¿Qué podría esperarse de una sala que desde su nombre evoca una de las actividades más aburridas y saturantes que la burocracia moderna obliga sobre los hombres? Absolutamente nada. Todo dentro de ella se organiza para que sus huéspedes temporarios se concentren en esperar, o a lo sumo aguardar: el olor a desinfectante esencia manzana, las revistas recortadas en secciones aleatorias, los relojes de bordes negros o blancos que nunca avanzan, las sillas que rechazan cualquier tipo de acolchado confortable... todo, mueble o inmueble, se diseña con la incomodidad del usuario en mente.
Esta, en particular, no me molestaba en exceso. Esperaba allí un examen de rutina, nada grave o preocupante; estaba de buen humor, y tenía tiempo de sobra para aburrirme. Justo enfrente, en la falda un poco hinchada de su madre, un niño de unos cuatro años había quebrado la resistencia al entretenimiento que generaba la sala: contento, sostenía entre sus manos un pedazo de madera tallado con formas geométricas, y tres piezas rojas, también de madera, que coincidían en cada una de ellas. Un juego de encastres bastante sencillo, cuyas capacidades distractivas se veían exaltadas a causa del contexto. Al principio, no parecía entender muy bien el objetivo del juego, y sólo sonreía, pegaba algunos gritos y agitaba los pedazos de madera. Con eso era suficiente. No para su madre: detrás de las ojeras, después de un tiempo, decidió explicarle las reglas del asunto y terminar por fin con los saltos y la tortura hacia sus muslos. El chico entendió. Encajó y desencajó una y otra vez las piezas en las partes correspondientes. Cuadrado con cuadrado, triángulo con triángulo, estrella con estrella. Era un buen jugador. Lo hizo varias veces, hasta que las limitaciones fueron evidentes: cuando cada pieza estaba en su lugar, cuando el circuito se cerraba, no había mucho más que hacer, todo perdía su encanto.

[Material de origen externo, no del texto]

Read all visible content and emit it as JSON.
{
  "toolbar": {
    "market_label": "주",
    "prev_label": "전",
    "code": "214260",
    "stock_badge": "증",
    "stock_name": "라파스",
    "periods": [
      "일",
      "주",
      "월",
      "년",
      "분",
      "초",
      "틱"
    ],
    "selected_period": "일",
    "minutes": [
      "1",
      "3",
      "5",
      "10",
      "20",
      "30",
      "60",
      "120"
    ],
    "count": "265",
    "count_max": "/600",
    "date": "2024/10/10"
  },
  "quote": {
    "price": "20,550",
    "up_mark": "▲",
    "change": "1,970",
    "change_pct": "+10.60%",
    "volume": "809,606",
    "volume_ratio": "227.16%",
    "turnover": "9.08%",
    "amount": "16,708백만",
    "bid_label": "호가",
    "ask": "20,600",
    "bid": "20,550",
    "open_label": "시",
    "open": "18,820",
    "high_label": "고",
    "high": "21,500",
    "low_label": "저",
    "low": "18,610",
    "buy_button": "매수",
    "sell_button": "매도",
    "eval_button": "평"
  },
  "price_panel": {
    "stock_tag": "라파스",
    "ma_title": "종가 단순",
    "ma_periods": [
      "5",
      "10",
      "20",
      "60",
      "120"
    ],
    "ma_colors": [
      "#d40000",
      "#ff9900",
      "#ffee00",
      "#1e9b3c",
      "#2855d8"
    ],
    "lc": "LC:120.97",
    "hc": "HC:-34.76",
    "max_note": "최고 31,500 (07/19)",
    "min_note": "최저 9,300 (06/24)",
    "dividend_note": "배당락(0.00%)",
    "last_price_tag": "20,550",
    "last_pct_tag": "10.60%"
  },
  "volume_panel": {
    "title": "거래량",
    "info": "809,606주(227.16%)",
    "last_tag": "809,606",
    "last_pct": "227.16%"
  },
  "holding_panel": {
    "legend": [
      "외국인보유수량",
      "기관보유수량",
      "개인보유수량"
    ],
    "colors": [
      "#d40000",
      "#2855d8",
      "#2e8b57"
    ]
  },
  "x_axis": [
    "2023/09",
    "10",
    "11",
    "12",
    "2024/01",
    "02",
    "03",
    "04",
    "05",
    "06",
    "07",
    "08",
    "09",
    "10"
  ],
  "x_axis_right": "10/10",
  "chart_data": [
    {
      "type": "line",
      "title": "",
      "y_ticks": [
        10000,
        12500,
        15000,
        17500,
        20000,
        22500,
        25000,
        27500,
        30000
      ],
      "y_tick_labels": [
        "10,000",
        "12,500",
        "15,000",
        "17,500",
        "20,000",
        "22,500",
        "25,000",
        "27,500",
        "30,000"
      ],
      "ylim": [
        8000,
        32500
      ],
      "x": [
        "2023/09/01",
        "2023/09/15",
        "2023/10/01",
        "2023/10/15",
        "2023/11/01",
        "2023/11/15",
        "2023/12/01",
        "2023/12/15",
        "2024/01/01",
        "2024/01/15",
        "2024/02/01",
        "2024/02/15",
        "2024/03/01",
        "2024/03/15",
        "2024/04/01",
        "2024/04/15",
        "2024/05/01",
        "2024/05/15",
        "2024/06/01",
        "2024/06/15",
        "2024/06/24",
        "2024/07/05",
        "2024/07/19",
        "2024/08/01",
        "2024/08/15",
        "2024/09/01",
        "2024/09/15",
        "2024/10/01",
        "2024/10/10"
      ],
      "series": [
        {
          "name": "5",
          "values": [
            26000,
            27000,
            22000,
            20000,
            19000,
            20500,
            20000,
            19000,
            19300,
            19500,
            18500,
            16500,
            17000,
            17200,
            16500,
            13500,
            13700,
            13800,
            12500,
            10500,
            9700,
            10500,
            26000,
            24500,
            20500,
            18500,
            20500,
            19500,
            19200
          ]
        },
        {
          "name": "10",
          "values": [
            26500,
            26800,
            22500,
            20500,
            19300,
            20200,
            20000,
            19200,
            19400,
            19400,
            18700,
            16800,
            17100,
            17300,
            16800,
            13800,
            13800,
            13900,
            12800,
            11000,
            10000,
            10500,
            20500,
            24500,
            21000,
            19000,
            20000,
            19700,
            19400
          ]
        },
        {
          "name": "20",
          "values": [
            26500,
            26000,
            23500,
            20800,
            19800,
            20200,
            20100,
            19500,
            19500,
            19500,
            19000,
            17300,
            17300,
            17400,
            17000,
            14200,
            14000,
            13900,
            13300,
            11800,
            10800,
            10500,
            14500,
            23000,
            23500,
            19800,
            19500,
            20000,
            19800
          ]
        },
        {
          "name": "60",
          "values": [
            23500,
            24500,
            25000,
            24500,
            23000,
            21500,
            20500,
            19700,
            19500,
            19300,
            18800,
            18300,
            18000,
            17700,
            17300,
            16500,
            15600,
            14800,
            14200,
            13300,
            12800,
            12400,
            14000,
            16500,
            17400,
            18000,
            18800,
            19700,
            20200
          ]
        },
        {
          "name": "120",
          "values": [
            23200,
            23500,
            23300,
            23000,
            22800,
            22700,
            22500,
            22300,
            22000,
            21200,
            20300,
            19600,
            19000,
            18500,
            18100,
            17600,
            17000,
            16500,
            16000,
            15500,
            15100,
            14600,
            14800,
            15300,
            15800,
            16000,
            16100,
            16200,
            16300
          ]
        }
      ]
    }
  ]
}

Dejó el juego de lado y lloró un poco. Estaba enojado. Tironeó en vano del brazo de su madre, que había encontrado en un crucigramas una forma más adulta de entretenimiento. Miró a los lados, arrancó un pedazo de gomaespuma de la silla, y no pudo evitar olerla. Sin nada más que hacer, decidió agarrar el juego e intentarlo una última vez. Ahora sonreía distinto. Metódico, tomó el triángulo rojo y astilló la madera hasta que encajó en la silueta tallada en forma de estrella; extasiado, se volvió hacia la estrella roja y presionó hasta romper sus puntas y encastrarla por fin en el cuadrado deseado. Gritó de alegría. Nilo, reflexionaba su madre, tiene que ser Nilo... ¿por qué carajo no entra? El cuadrado prometía ser un desafío mucho mayor, y no lo amedrentaba: la pieza encajaría en el espacio del triángulo, de la forma que fuera, rompiendo lo que hubiera que romper. Ya era más que un juego.
Cuando estiraba el brazo para tomar la pieza faltante, cuando comenzaba a juntar fuerzas para intentarlo, cuando calculaba el ángulo perfecto para lograrlo, llamaron su apellido. Su madre se levantó, dejó la revista tachada de lado, suspiró, y se lo llevó a la fuerza. Él volvió a llorar. Y yo a aburrirme.